Social media platforms have a negative effect on women and how they view themselves. Body image is simply the way we identify ourselves when we look in the mirror and envision ourselves to look and act a specific way. We live in a culture were beauty and slimness are exceptionally esteemed for women especially through the media. Women with negative body image become regularly infatuated with parts of their body they disdain. The area of communication is interpersonal communication because women strive to look like people that they tend to see behind the screen and believe that this is the way they should look like.
In this paper, I will document how in our society today body dissatisfaction has become increasingly prevailing among women of all ages were the standards of beauty is wrongly accepted due to the immense amount of altering methods that grants users the option to manipulate photos.
Social media has become a major part of everyone’s lives, allowing us access to all information at our fingerprint.
The media has outlined and controlled what perfect should look like and influences the way women view themselves. As the normal standard of beauty turns out to be more unrealistic, countless women are changing themselves to acquire what they accept as the perfect body. Society has shown us that we ought to be skinnier or fit to be acknowledged in today’s world. “There is a mediated norm for body image in present-day culture, and it is characterized by bodies that are extremely thin.
This mediated thin-ideal is presented in mainstream media, and mainstream media are a source woman turn for information about how to look” (Hendriks & Burgoon, 2003). There are several studies that discuss and provide information on how the media affects body image issues in women. Social media platforms provide a negative body image. Women are more likely to develop body image issues because of contrasting themselves to social standards as depicted in online networking portrayals. Social networking sites such as Instagram offers users the chance to manipulate photos by using several techniques and numerous options to improve an image like using filters, brightness, or even change size or appearance of one’s body gestures. This availability has allowed women to post the most alluring pictures of themselves on social media sites and upgrade them to look like pictures which are regularly edited. “Altering digital imagery is now ubiquitous. People have come to expect it in the fashion and entertainment world, where airbrushing blemishes and wrinkles away is a routine” (Farid, 2009). This opportunity to edit images and exposure of manipulated images has a negative influence on body image of (women) giving them the chance to look like women they see on social media sites.

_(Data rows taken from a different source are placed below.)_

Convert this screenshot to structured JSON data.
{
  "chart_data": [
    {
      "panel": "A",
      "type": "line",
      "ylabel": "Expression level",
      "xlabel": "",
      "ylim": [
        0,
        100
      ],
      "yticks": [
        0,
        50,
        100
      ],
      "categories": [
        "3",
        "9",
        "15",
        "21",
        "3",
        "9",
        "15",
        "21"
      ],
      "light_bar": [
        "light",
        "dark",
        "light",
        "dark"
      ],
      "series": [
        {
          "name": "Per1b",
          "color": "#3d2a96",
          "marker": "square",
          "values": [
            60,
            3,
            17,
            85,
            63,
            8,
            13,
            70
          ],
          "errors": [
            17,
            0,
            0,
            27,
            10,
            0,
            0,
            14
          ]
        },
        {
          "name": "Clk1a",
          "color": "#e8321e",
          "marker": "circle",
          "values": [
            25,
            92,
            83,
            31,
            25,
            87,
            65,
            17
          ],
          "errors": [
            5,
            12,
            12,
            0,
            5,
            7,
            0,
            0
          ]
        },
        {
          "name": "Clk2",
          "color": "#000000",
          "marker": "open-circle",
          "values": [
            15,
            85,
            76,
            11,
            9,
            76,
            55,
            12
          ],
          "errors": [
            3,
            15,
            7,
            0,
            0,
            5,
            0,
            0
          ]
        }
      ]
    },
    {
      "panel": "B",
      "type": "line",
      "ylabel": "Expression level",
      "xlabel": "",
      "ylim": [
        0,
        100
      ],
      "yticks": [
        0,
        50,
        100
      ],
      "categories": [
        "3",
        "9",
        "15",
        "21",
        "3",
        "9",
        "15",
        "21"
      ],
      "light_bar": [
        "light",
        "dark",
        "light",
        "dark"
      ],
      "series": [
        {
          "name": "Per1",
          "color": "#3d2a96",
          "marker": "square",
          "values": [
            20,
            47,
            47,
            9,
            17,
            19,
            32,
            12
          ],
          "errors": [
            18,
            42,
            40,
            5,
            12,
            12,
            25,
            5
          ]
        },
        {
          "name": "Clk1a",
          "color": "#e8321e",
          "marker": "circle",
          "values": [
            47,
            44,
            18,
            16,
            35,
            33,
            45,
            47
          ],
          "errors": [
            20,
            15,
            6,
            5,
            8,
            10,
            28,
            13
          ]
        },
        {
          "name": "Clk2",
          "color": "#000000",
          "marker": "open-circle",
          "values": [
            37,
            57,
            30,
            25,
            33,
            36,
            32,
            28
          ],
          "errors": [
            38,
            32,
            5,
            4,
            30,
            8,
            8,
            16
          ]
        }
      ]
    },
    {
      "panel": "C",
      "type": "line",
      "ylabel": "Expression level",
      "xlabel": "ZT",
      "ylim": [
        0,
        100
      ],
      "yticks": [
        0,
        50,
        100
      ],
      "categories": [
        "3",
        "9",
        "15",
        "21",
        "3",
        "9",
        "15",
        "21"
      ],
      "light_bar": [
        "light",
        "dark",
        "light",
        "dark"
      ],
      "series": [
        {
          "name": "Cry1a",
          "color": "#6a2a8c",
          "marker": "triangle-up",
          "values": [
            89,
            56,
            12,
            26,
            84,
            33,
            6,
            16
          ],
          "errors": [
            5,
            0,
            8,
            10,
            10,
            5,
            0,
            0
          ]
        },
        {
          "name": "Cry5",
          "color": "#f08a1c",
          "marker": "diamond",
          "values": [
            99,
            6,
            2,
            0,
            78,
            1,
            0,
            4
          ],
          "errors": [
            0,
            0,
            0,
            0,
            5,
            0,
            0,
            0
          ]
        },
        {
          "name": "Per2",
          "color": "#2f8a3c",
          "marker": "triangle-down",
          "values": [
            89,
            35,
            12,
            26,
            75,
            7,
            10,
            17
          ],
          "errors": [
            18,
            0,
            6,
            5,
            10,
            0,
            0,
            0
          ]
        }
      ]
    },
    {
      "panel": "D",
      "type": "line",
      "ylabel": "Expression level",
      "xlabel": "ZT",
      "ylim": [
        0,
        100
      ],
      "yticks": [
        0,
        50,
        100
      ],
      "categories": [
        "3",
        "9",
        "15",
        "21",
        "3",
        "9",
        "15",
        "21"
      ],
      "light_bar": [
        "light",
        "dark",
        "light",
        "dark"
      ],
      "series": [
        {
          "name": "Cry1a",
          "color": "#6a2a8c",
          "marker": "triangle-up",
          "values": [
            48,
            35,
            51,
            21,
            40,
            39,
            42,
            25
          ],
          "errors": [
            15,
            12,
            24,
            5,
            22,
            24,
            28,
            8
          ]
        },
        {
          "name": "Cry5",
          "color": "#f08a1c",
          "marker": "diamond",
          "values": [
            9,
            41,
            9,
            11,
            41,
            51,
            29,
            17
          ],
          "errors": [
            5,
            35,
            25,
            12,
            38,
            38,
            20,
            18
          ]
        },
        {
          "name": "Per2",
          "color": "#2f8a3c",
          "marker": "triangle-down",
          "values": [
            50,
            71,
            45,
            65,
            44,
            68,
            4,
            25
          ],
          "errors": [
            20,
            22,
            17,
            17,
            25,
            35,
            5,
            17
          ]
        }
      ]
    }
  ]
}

The Social Comparison Theory proposes that people are constantly evaluating themselves and do so by comparing themselves to others (Festinger, 1954). This could happen in a circumstance with bunches and individuals seen in media such as celebrities. The comparison of one’s self to others will, as a rule, result in one of two things; being either superior or more awful. Downward comparison happens when individuals compare themselves to somebody else and discover the other individual to be missing. Upward comparison, yet, is when individuals compare themselves to somebody else and discover themselves to be missing. “The process of social comparison may provide the mechanism by which exposure to media images induces negative effects. When women compare themselves to thin media figures while evaluating their own attractiveness and cannot match what is physically portrayed; body dissatisfaction can occur” (Tantleff-Dunn & Gokee, 2002). Women are not able to see how unlikely and unrealistic these measures are, she will probably work to get what is viewed as perfect by society. “In the recent years, online social networking has grown rapidly in popularity. Social networking sites, such as Facebook, Twitter, and many others, have become important among youths and also adults” (Boomen & Marianne wan den, 2009). Because of this regular exposure to social networking sites and streaming of the media, women are commonly presented with unrealistic ideals that they tend to take on to. Women’s exposure to media pictures is what they make every effort to look like as having the skinniest and fittest body. This vast exposure to media pressures women to be thin and therefore creates body dissatisfaction among women. “Dissatisfaction arises when heavy viewers begin to see this thin-ideal not only as realistic but also physically attainable” (Holstrom, 2004). Social media platforms are not realistic they tend to give access to users to represent the best you and post pictures that not the most realistic and sometimes don’t represent the real you. In addition to that, the internet is full of application that allows the user to place as many filters as they wish while completely changing the original picture.
Through the centuries women’s body continues to be unrealistic. Photoshop is widely used among women as technology continues to grow around the world and this has caused society’s idea of beauty to change. Most of the female actresses and models represented through social media are airbrushed and look extremely fake; they when models and actresses are represented through social media they are airbrushed and thinned out to look beautiful, but they end up looking fake. “Body dissatisfaction has been connected to media consumption in that media are often identified as sources women turn to for information about their physical appearance, and thin model and actresses are ostensibly the standards in current media” (Van Vonderen & Kinnally, 2012). Women tend to skim through social media daily following many female actresses or models even if they are not a huge fan of them, only to check out their body appearance.
Through my research, it is apparent that media has a negative and even harmful effect on women. How the media portrays images of girls as being skinny, ideal and fit causes women to feel a sense of dissatisfaction with their bodies. In our society today, we should strive to show that media platforms aren’t realistic at all and that most of the pictures we view on social media pass through different editing fazes until we choose the perfect one to post. People need to keep in mind and understand that not all images they view on social media platforms are realistic and that people should be true to oneself and present themselves as they are without having to be the “perfect you”.